The quarrel splintered the abolitionist movement, but Garrison and his followers retained control of the two most important periodicals, the
Liberator
and the
Anti-Slavery Standard,
both of which gave consistent support to
Lincoln’s campaign. Garrison himself attended the National Union Convention in Baltimore, and afterward he had two long interviews with the President. Much pleased “with his spirit, and the familiar and candid way in which he unbosomed himself,” the veteran abolitionist was more confident than ever of Lincoln’s desire “to uproot slavery, and give fair-play to the emancipated.”

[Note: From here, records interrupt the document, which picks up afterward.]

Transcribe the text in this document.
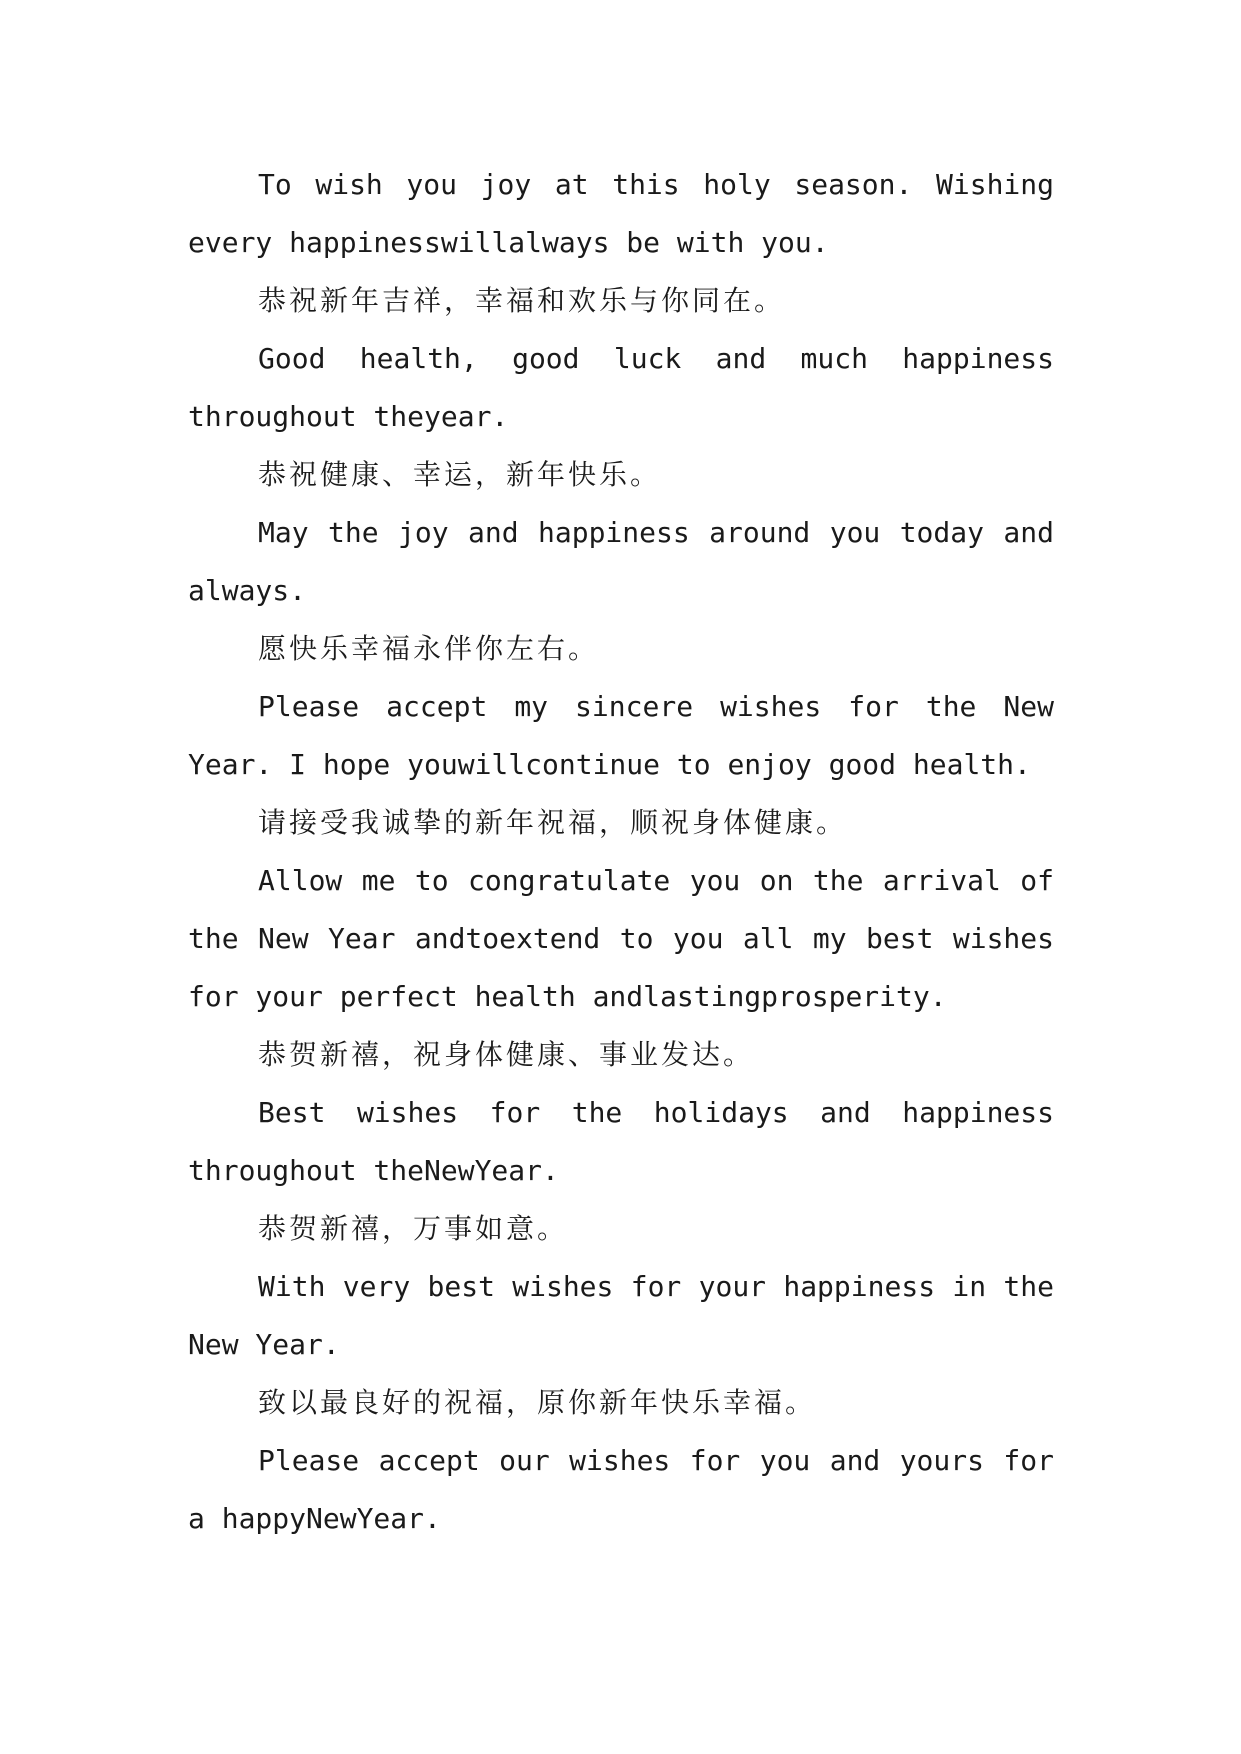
To wish you joy at this holy season. Wishing every happinesswillalways be with you.

恭祝新年吉祥，幸福和欢乐与你同在。

Good health, good luck and much happiness throughout theyear.

恭祝健康、幸运，新年快乐。

May the joy and happiness around you today and always.

愿快乐幸福永伴你左右。

Please accept my sincere wishes for the New Year. I hope youwillcontinue to enjoy good health.

请接受我诚挚的新年祝福，顺祝身体健康。

Allow me to congratulate you on the arrival of the New Year andtoextend to you all my best wishes for your perfect health andlastingprosperity.

恭贺新禧，祝身体健康、事业发达。

Best wishes for the holidays and happiness throughout theNewYear.

恭贺新禧，万事如意。

With very best wishes for your happiness in the New Year.

致以最良好的祝福，原你新年快乐幸福。

Please accept our wishes for you and yours for a happyNewYear.
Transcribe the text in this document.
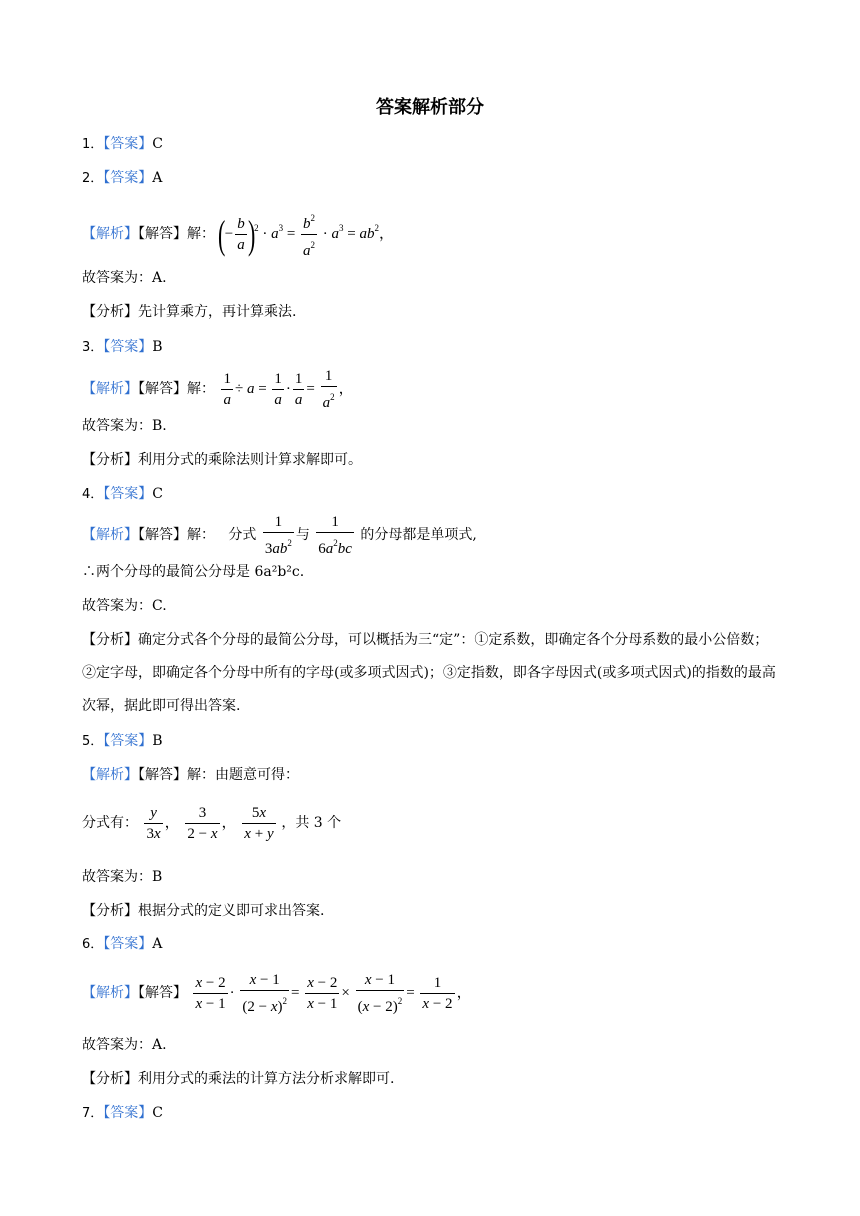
答案解析部分
1．【答案】C
2．【答案】A
【解析】【解答】解： (− $\frac{b}{a} )^2 \cdot a^3 = \frac{b^2}{a^2} \cdot a^3 = ab^2$，
故答案为：A.
【分析】先计算乘方，再计算乘法.
3．【答案】B
【解析】【解答】解： $\frac{1}{a} \div a = \frac{1}{a} \cdot \frac{1}{a} = \frac{1}{a^2}$ ，
故答案为：B.
【分析】利用分式的乘除法则计算求解即可。
4．【答案】C
【解析】【解答】解： 分式 $\frac{1}{3ab^2}$ 与 $\frac{1}{6a^2bc}$ 的分母都是单项式,
∴两个分母的最简公分母是 6a²b²c.
故答案为：C.
【分析】确定分式各个分母的最简公分母，可以概括为三“定”：①定系数，即确定各个分母系数的最小公倍数；②定字母，即确定各个分母中所有的字母(或多项式因式)；③定指数，即各字母因式(或多项式因式)的指数的最高次幂，据此即可得出答案.
5．【答案】B
【解析】【解答】解：由题意可得：
分式有： $\frac{y}{3x}$ ， $\frac{3}{2 - x}$ ， $\frac{5x}{x + y}$ ，共 3 个
故答案为：B
【分析】根据分式的定义即可求出答案.
6．【答案】A
【解析】【解答】 $\frac{x - 2}{x - 1} \cdot \frac{x - 1}{(2 - x)^2} = \frac{x - 2}{x - 1} \times \frac{x - 1}{(x - 2)^2} = \frac{1}{x - 2}$ ，
故答案为：A.
【分析】利用分式的乘法的计算方法分析求解即可.
7．【答案】C
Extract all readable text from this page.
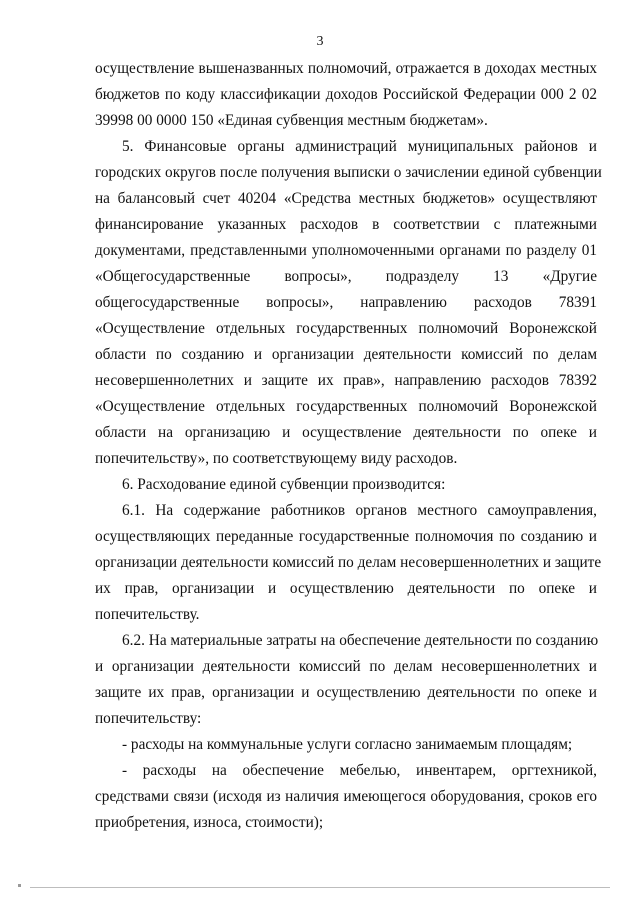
3
осуществление вышеназванных полномочий, отражается в доходах местных
бюджетов по коду классификации доходов Российской Федерации 000 2 02
39998 00 0000 150 «Единая субвенция местным бюджетам».
5. Финансовые органы администраций муниципальных районов и
городских округов после получения выписки о зачислении единой субвенции
на балансовый счет 40204 «Средства местных бюджетов» осуществляют
финансирование указанных расходов в соответствии с платежными
документами, представленными уполномоченными органами по разделу 01
«Общегосударственные вопросы», подразделу 13 «Другие
общегосударственные вопросы», направлению расходов 78391
«Осуществление отдельных государственных полномочий Воронежской
области по созданию и организации деятельности комиссий по делам
несовершеннолетних и защите их прав», направлению расходов 78392
«Осуществление отдельных государственных полномочий Воронежской
области на организацию и осуществление деятельности по опеке и
попечительству», по соответствующему виду расходов.
6. Расходование единой субвенции производится:
6.1. На содержание работников органов местного самоуправления,
осуществляющих переданные государственные полномочия по созданию и
организации деятельности комиссий по делам несовершеннолетних и защите
их прав, организации и осуществлению деятельности по опеке и
попечительству.
6.2. На материальные затраты на обеспечение деятельности по созданию
и организации деятельности комиссий по делам несовершеннолетних и
защите их прав, организации и осуществлению деятельности по опеке и
попечительству:
- расходы на коммунальные услуги согласно занимаемым площадям;
- расходы на обеспечение мебелью, инвентарем, оргтехникой,
средствами связи (исходя из наличия имеющегося оборудования, сроков его
приобретения, износа, стоимости);
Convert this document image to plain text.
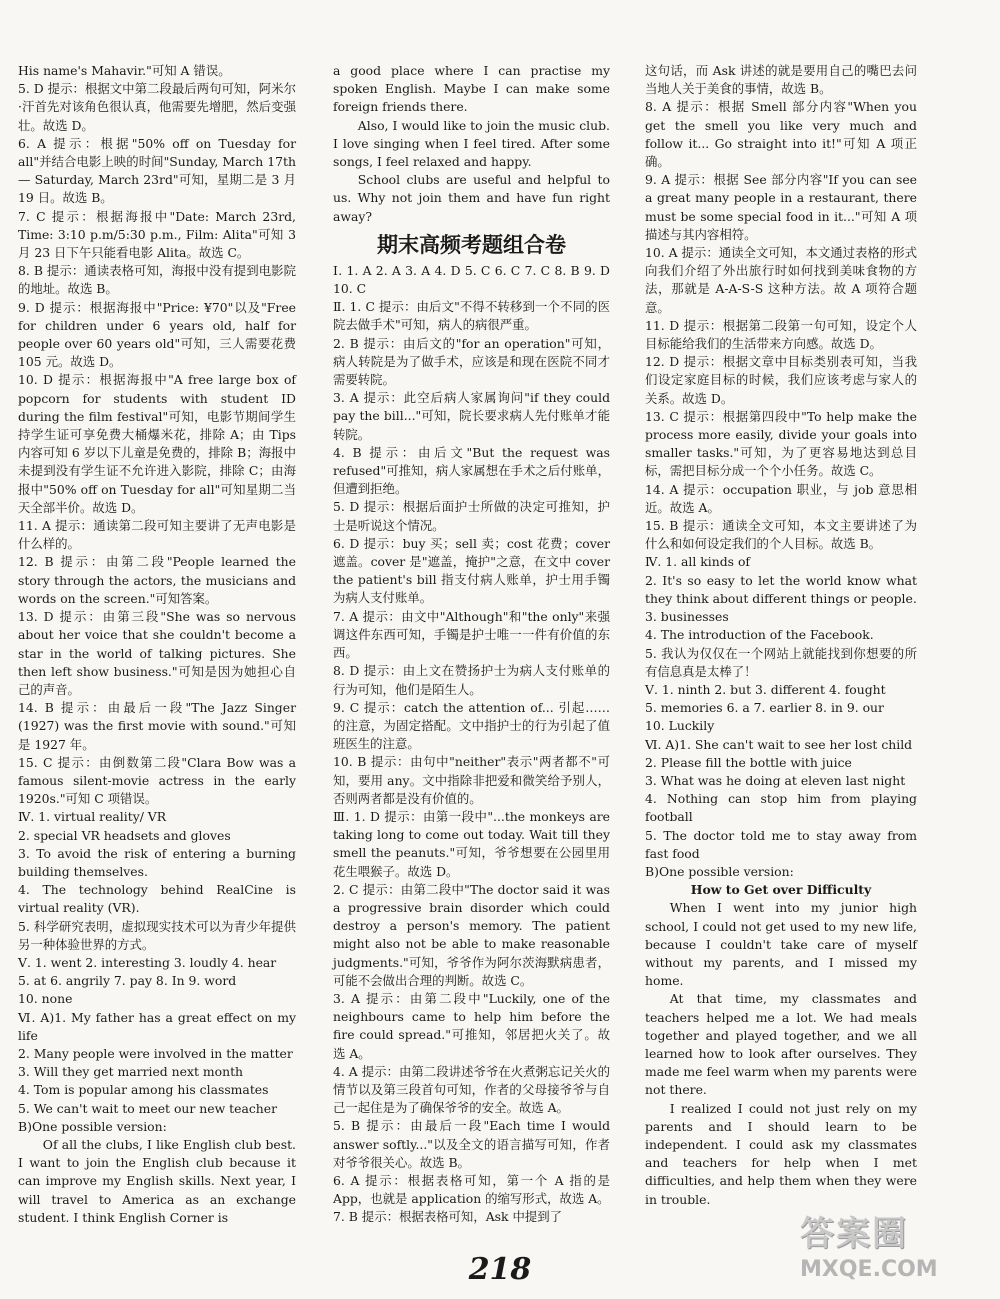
His name's Mahavir."可知 A 错误。

5. D 提示：根据文中第二段最后两句可知，阿米尔·汗首先对该角色很认真，他需要先增肥，然后变强壮。故选 D。

6. A 提示：根据"50% off on Tuesday for all"并结合电影上映的时间"Sunday, March 17th — Saturday, March 23rd"可知，星期二是 3 月 19 日。故选 B。

7. C 提示：根据海报中"Date: March 23rd, Time: 3:10 p.m/5:30 p.m., Film: Alita"可知 3 月 23 日下午只能看电影 Alita。故选 C。

8. B 提示：通读表格可知，海报中没有提到电影院的地址。故选 B。

9. D 提示：根据海报中"Price: ¥70"以及"Free for children under 6 years old, half for people over 60 years old"可知，三人需要花费 105 元。故选 D。

10. D 提示：根据海报中"A free large box of popcorn for students with student ID during the film festival"可知，电影节期间学生持学生证可享免费大桶爆米花，排除 A；由 Tips 内容可知 6 岁以下儿童是免费的，排除 B；海报中未提到没有学生证不允许进入影院，排除 C；由海报中"50% off on Tuesday for all"可知星期二当天全部半价。故选 D。

11. A 提示：通读第二段可知主要讲了无声电影是什么样的。

12. B 提示：由第二段"People learned the story through the actors, the musicians and words on the screen."可知答案。

13. D 提示：由第三段"She was so nervous about her voice that she couldn't become a star in the world of talking pictures. She then left show business."可知是因为她担心自己的声音。

14. B 提示：由最后一段"The Jazz Singer (1927) was the first movie with sound."可知是 1927 年。

15. C 提示：由倒数第二段"Clara Bow was a famous silent-movie actress in the early 1920s."可知 C 项错误。

Ⅳ. 1. virtual reality/ VR

2. special VR headsets and gloves

3. To avoid the risk of entering a burning building themselves.

4. The technology behind RealCine is virtual reality (VR).

5. 科学研究表明，虚拟现实技术可以为青少年提供另一种体验世界的方式。

Ⅴ. 1. went 2. interesting 3. loudly 4. hear

5. at 6. angrily 7. pay 8. In 9. word

10. none

Ⅵ. A)1. My father has a great effect on my life

2. Many people were involved in the matter

3. Will they get married next month

4. Tom is popular among his classmates

5. We can't wait to meet our new teacher

B)One possible version:

Of all the clubs, I like English club best. I want to join the English club because it can improve my English skills. Next year, I will travel to America as an exchange student. I think English Corner is

a good place where I can practise my spoken English. Maybe I can make some foreign friends there.

Also, I would like to join the music club. I love singing when I feel tired. After some songs, I feel relaxed and happy.

School clubs are useful and helpful to us. Why not join them and have fun right away?

期末高频考题组合卷

Ⅰ. 1. A 2. A 3. A 4. D 5. C 6. C 7. C 8. B 9. D 10. C

Ⅱ. 1. C 提示：由后文"不得不转移到一个不同的医院去做手术"可知，病人的病很严重。

2. B 提示：由后文的"for an operation"可知，病人转院是为了做手术，应该是和现在医院不同才需要转院。

3. A 提示：此空后病人家属询问"if they could pay the bill..."可知，院长要求病人先付账单才能转院。

4. B 提示：由后文"But the request was refused"可推知，病人家属想在手术之后付账单，但遭到拒绝。

5. D 提示：根据后面护士所做的决定可推知，护士是听说这个情况。

6. D 提示：buy 买；sell 卖；cost 花费；cover 遮盖。cover 是"遮盖，掩护"之意，在文中 cover the patient's bill 指支付病人账单，护士用手镯为病人支付账单。

7. A 提示：由文中"Although"和"the only"来强调这件东西可知，手镯是护士唯一一件有价值的东西。

8. D 提示：由上文在赞扬护士为病人支付账单的行为可知，他们是陌生人。

9. C 提示：catch the attention of... 引起……的注意，为固定搭配。文中指护士的行为引起了值班医生的注意。

10. B 提示：由句中"neither"表示"两者都不"可知，要用 any。文中指除非把爱和微笑给予别人，否则两者都是没有价值的。

Ⅲ. 1. D 提示：由第一段中"...the monkeys are taking long to come out today. Wait till they smell the peanuts."可知，爷爷想要在公园里用花生喂猴子。故选 D。

2. C 提示：由第二段中"The doctor said it was a progressive brain disorder which could destroy a person's memory. The patient might also not be able to make reasonable judgments."可知，爷爷作为阿尔茨海默病患者，可能不会做出合理的判断。故选 C。

3. A 提示：由第二段中"Luckily, one of the neighbours came to help him before the fire could spread."可推知，邻居把火关了。故选 A。

4. A 提示：由第二段讲述爷爷在火煮粥忘记关火的情节以及第三段首句可知，作者的父母接爷爷与自己一起住是为了确保爷爷的安全。故选 A。

5. B 提示：由最后一段"Each time I would answer softly..."以及全文的语言描写可知，作者对爷爷很关心。故选 B。

6. A 提示：根据表格可知，第一个 A 指的是 App，也就是 application 的缩写形式，故选 A。

7. B 提示：根据表格可知，Ask 中提到了

这句话，而 Ask 讲述的就是要用自己的嘴巴去问当地人关于美食的事情，故选 B。

8. A 提示：根据 Smell 部分内容"When you get the smell you like very much and follow it... Go straight into it!"可知 A 项正确。

9. A 提示：根据 See 部分内容"If you can see a great many people in a restaurant, there must be some special food in it..."可知 A 项描述与其内容相符。

10. A 提示：通读全文可知，本文通过表格的形式向我们介绍了外出旅行时如何找到美味食物的方法，那就是 A-A-S-S 这种方法。故 A 项符合题意。

11. D 提示：根据第二段第一句可知，设定个人目标能给我们的生活带来方向感。故选 D。

12. D 提示：根据文章中目标类别表可知，当我们设定家庭目标的时候，我们应该考虑与家人的关系。故选 D。

13. C 提示：根据第四段中"To help make the process more easily, divide your goals into smaller tasks."可知，为了更容易地达到总目标，需把目标分成一个个小任务。故选 C。

14. A 提示：occupation 职业，与 job 意思相近。故选 A。

15. B 提示：通读全文可知，本文主要讲述了为什么和如何设定我们的个人目标。故选 B。

Ⅳ. 1. all kinds of

2. It's so easy to let the world know what they think about different things or people.

3. businesses

4. The introduction of the Facebook.

5. 我认为仅仅在一个网站上就能找到你想要的所有信息真是太棒了！

Ⅴ. 1. ninth 2. but 3. different 4. fought

5. memories 6. a 7. earlier 8. in 9. our

10. Luckily

Ⅵ. A)1. She can't wait to see her lost child

2. Please fill the bottle with juice

3. What was he doing at eleven last night

4. Nothing can stop him from playing football

5. The doctor told me to stay away from fast food

B)One possible version:

How to Get over Difficulty

When I went into my junior high school, I could not get used to my new life, because I couldn't take care of myself without my parents, and I missed my home.

At that time, my classmates and teachers helped me a lot. We had meals together and played together, and we all learned how to look after ourselves. They made me feel warm when my parents were not there.

I realized I could not just rely on my parents and I should learn to be independent. I could ask my classmates and teachers for help when I met difficulties, and help them when they were in trouble.

218
答案圈
MXQE.COM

The support the President received from Protestant religious groups was overwhelming. He had made a point of consulting religious leaders and of praising their contribution to the war effort. In May when a delegation from the Methodist Episcopal Church pointed out the denomination’s record for loyalty and support of the administration, he replied, “God bless the Methodist Church—bless all the churches—and blessed be God, Who, in this our great trial, giveth us the churches.” The same month he offered thanks to the American Baptist Home Mission Society for “the effective and almost unanimous support which the Christian communities are so zealously giving to the country, and to liberty.” Now they returned the compliment. Methodist Bishop Gilbert Haven announced the church’s duty of the hour was to “march to the ballot-box, an army of Christ, with the banners of the Cross, and deposit, as she can, a million of votes for her true representative, and she will give the last blow to the reeling fiend.” As the
Christian Advocate and Journal
observed, “There probably never was an election in all our history into which the religion element entered so largely, and nearly all on one side.”